Schweizerisches Aktienrecht: Liberierung des Aktienkapitals mit Bitcoins

Nicolas Facincani
VOILLAT FACINCANI SUTTER + PARTER
Rechtsanwalt/-anwältin (eingetragen ins Anwaltsregister)
Fortunagasse 11-15 / Rennweg
8001 Zürich

Im Rahmen der Schaffung neuer Aktien (bei einer Gründung oder Kapitalerhöhung) sieht das Gesetz verschiedene Liberierungsmöglichkeiten vor.

Klassisch ist die Barliberierung. Dabei wird im Rahmen einer Gründung oder Kapitalerhöhung Bargeld auf ein Sperrkonto bei einer Schweizerischen Bank einbezahlt und das Geld wird freigegeben, sobald die Gründung bzw. Kapitalerhöhung im Handelsregister eingetragen ist.

Neben der Barliberierung sieht das Gesetz noch weitere Möglichkeiten wie etwa die Liberierung durch Sacheinlage vor. Eine Sacheinlage liegt vor, wenn die Liberierungsschuld des Gründers bzw. Zeichners durch die Übertragung von Sachen oder von anderen Vermögenswerten getilgt wird. Sacheinlagefähig sind aber nur Gegenstände des Rechtsverkehrs, die einen Verkehrswert haben und nach den Grundsätzen der ordnungsgemässen Rechnungslegung aktivierungsfähig sind.

Im Zusammenhang mit der Sacheinlageliberieurung sieht das Gesetz verschiedene Schutzmechanismen vor:

Unter anderem müssen die Gründer in einem schriftlichen Bericht Rechenschaft über die Art und den Zustand von Sacheinlagen und die Angemessenheit der Bewertung geben. Ein zugelassener Revisor muss den Gründungsbericht zu prüfen und schriftlich zu bestätigen, dass dieser vollständig und richtig ist.
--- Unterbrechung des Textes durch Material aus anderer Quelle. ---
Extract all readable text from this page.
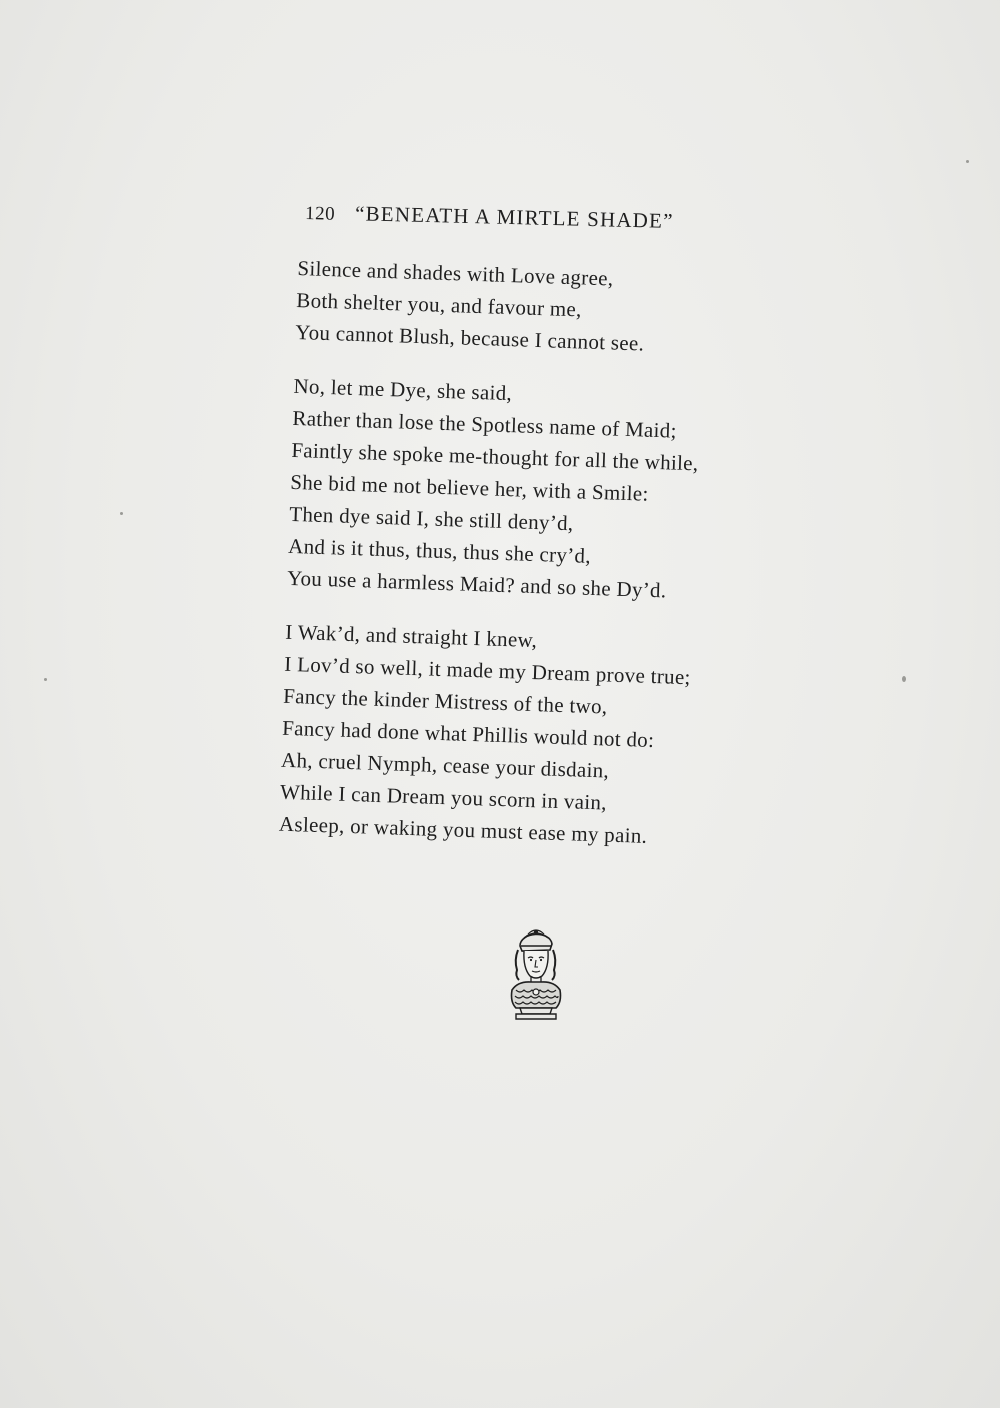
120 “BENEATH A MIRTLE SHADE”
Silence and shades with Love agree,
Both shelter you, and favour me,
You cannot Blush, because I cannot see.
No, let me Dye, she said,
Rather than lose the Spotless name of Maid;
Faintly she spoke me-thought for all the while,
She bid me not believe her, with a Smile:
Then dye said I, she still deny’d,
And is it thus, thus, thus she cry’d,
You use a harmless Maid? and so she Dy’d.
I Wak’d, and straight I knew,
I Lov’d so well, it made my Dream prove true;
Fancy the kinder Mistress of the two,
Fancy had done what Phillis would not do:
Ah, cruel Nymph, cease your disdain,
While I can Dream you scorn in vain,
Asleep, or waking you must ease my pain.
Weiter muss die Sacheinlage in den Statuten der Gesellschaft sowie im Handelsregistereintrag der Gesellschaft offengelegt werden.

Zu Beginn des Monats September 2017 hat das Handelsregisteramt Zug bekanntgegeben, dass auch die Liberierung mit Bitoins im Rahmen einer Sacheinlage akzeptiert werde.

Am 28. September 2017 wurde im Schweizerischen Handelsamtsblatt die Gründung der Blockchain & Cryptocurrency Services Zug AG bekannt gegeben. Ihr Aktienkapital von CHF 100‘000 ist zu 50% liberiert, wobei die Liberierung der CHF 50‘000 gemäss Publikation durch die Einlage von 19 Bitcoins erfolgte.

Die vorstehenden Ausführungen sind analog für die GmbH anwendbar. Es ist davon auszugehen, dass auch weitere Handelsregisterämter die Einlage von Bitcoins als Sacheinlage zulassen werden.